Atraso salarial gera crise entre servidores públicos em Paço do Lumiar

Os servidores públicos de Paço do Lumiar enfrentam uma crise financeira agravada pelo atraso no pagamento do salário de dezembro e da segunda parcela do 13º salário. A situação, já delicada, foi intensificada pelo bloqueio judicial das contas do município devido a suspeitas de irregularidades nas últimas gestões, criando um cenário de tensão administrativa.

Impacto direto nos servidores

O atraso nos pagamentos tem causado dificuldades financeiras severas aos trabalhadores. O Sindicato dos Trabalhadores da Educação (SINPROESEMMA) entrou com uma ação civil pública cobrando o pagamento imediato do 13º salário aos profissionais da Secretaria de Educação.

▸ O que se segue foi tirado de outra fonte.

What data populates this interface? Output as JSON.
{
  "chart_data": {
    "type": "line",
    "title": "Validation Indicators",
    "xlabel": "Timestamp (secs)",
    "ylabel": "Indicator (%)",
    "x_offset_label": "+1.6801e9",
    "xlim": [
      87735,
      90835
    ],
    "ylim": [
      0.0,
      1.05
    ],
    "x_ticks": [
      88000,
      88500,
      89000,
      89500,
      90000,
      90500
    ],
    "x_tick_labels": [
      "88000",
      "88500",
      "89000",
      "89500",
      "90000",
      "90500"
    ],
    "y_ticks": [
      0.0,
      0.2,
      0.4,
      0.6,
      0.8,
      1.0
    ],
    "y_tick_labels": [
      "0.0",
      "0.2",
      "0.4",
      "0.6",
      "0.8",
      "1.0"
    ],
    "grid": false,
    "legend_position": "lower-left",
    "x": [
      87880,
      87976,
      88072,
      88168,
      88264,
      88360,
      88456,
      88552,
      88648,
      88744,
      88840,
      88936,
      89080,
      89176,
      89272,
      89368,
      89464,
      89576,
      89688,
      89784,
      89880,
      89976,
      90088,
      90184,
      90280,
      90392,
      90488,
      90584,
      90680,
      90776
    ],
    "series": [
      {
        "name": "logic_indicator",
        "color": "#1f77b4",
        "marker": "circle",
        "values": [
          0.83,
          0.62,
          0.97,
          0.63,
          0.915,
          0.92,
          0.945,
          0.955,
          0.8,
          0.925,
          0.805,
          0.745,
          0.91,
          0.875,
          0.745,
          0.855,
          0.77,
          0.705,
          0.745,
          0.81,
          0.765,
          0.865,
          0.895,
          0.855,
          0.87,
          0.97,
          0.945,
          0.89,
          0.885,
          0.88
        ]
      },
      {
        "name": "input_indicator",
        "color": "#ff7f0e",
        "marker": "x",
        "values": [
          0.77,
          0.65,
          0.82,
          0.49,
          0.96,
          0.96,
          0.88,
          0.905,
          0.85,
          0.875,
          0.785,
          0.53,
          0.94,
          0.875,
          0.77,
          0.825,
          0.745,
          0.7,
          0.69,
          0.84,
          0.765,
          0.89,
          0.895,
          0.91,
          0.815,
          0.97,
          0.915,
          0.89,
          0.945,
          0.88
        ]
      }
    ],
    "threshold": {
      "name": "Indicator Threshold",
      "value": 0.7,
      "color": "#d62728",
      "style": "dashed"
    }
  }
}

“É lamentável essa situação, que impacta diretamente a vida financeira dos servidores, ainda mais porque muitos sustentam suas famílias. Os juros das contas e despesas se acumulam, e os servidores não merecem pagar por erros da gestão. Muitos sequer conseguiram aproveitar a ceia de Natal”, desabafou Jori Mary Souza, presidente do sindicato.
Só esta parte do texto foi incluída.